The chapter on ‘simple’ discusses the increasing complexity of the world and the implications for organisations. Leahy says that most powerful ideas and solutions are incredibly simple. However, simple is not always popular because people confuse it with ‘simplistic’ or they think that simple means easy. To the contrary, Leahy discusses the difficulty in creating simple ideas. It threatens people who like the inefficient and the unnecessary because it makes them accountable. Leahy provides practical and illuminating examples of ‘simple’ from his work.

Read the book, chapter by chapter, and it will transform the way you think.  You will start to see how someone changed a monolithic organisation without damaging it.

2. Design is How it Works – How the Smartest Companies Turn Products into Icons by Jay Greene 2010. I bought this book not quite knowing what to expect. It has proven to be quite a useful book and one that I have lent to many people. Each chapter discusses the use of product or service design by a specific company, including Porsche, Nike, LEGO, and Virgin Atlantic. The final chapter covers ‘the intersection of business and design’. Greene describes design today as ‘creating experiences that consumers crave’. He isn’t talking about just the style and form of products. It is the way that products and services are brought to life. Greene believes that the companies that build the most enduring relationships with customers often do so by ‘creating an environment where design flourishes’.

“To really grasp design is to intuit what customers want, often before customers even know they want it”.

The many ways that customers are involved in the creation of new products and services are a feature of the case studies. Experiences matter to customers, and design helps to create the experiences they expect. This includes the design of processes to deliver services. Greene believes that the future is in designing experiences.

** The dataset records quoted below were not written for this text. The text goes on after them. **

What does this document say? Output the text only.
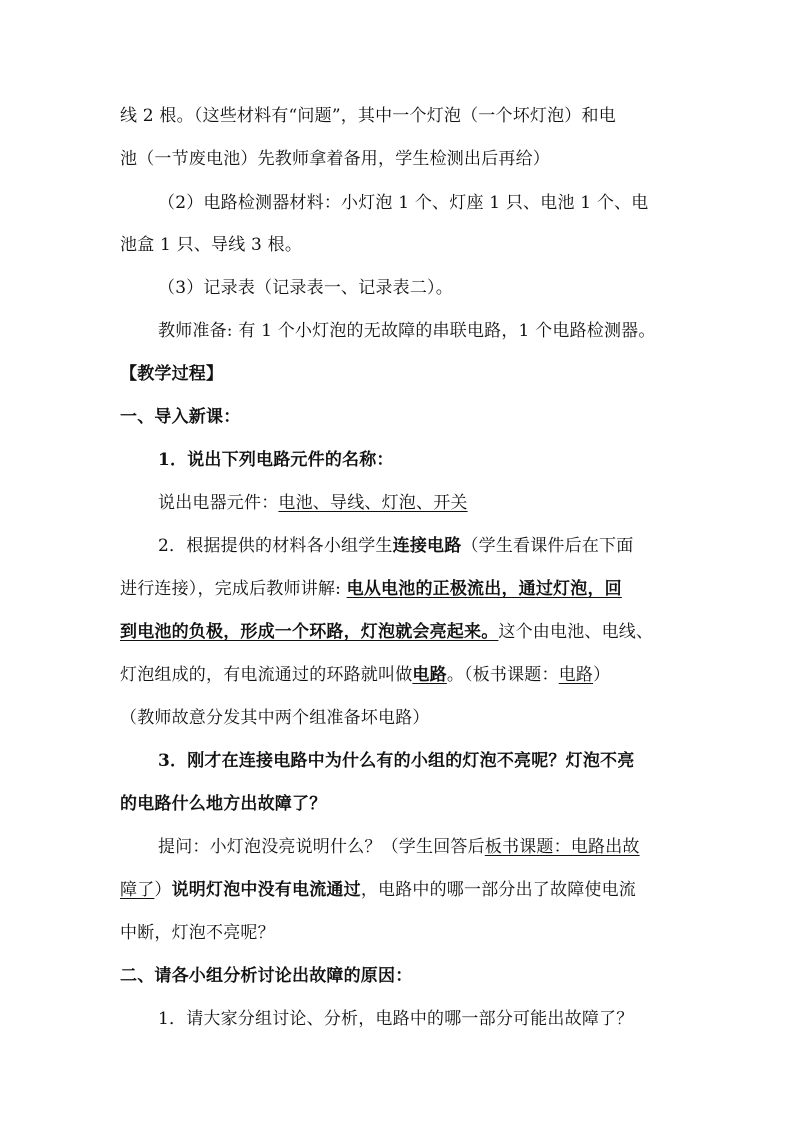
线 2 根。（这些材料有“问题”，其中一个灯泡（一个坏灯泡）和电
池（一节废电池）先教师拿着备用，学生检测出后再给）
（2）电路检测器材料：小灯泡 1 个、灯座 1 只、电池 1 个、电
池盒 1 只、导线 3 根。
（3）记录表（记录表一、记录表二）。
教师准备: 有 1 个小灯泡的无故障的串联电路，1 个电路检测器。
【教学过程】
一、导入新课：
1．说出下列电路元件的名称：
说出电器元件：电池、导线、灯泡、开关
2．根据提供的材料各小组学生连接电路（学生看课件后在下面
进行连接），完成后教师讲解: 电从电池的正极流出，通过灯泡，回
到电池的负极，形成一个环路，灯泡就会亮起来。这个由电池、电线、
灯泡组成的，有电流通过的环路就叫做电路。（板书课题：电路）
（教师故意分发其中两个组准备坏电路）
3．刚才在连接电路中为什么有的小组的灯泡不亮呢？灯泡不亮
的电路什么地方出故障了？
提问：小灯泡没亮说明什么？（学生回答后板书课题：电路出故
障了）说明灯泡中没有电流通过，电路中的哪一部分出了故障使电流
中断，灯泡不亮呢？
二、请各小组分析讨论出故障的原因：
1．请大家分组讨论、分析，电路中的哪一部分可能出故障了？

Read this book if you want an insight into how this happens at successful companies.

In local government we rely heavily on history having been right in the design of the services we provide.  Not a lot has fundamentally changed in Victoria since I first started working in local government almost 30 years ago.  I think it is time for a re-think about service design in local government to meet contemporary customer expectations.  You may agree after reading this book.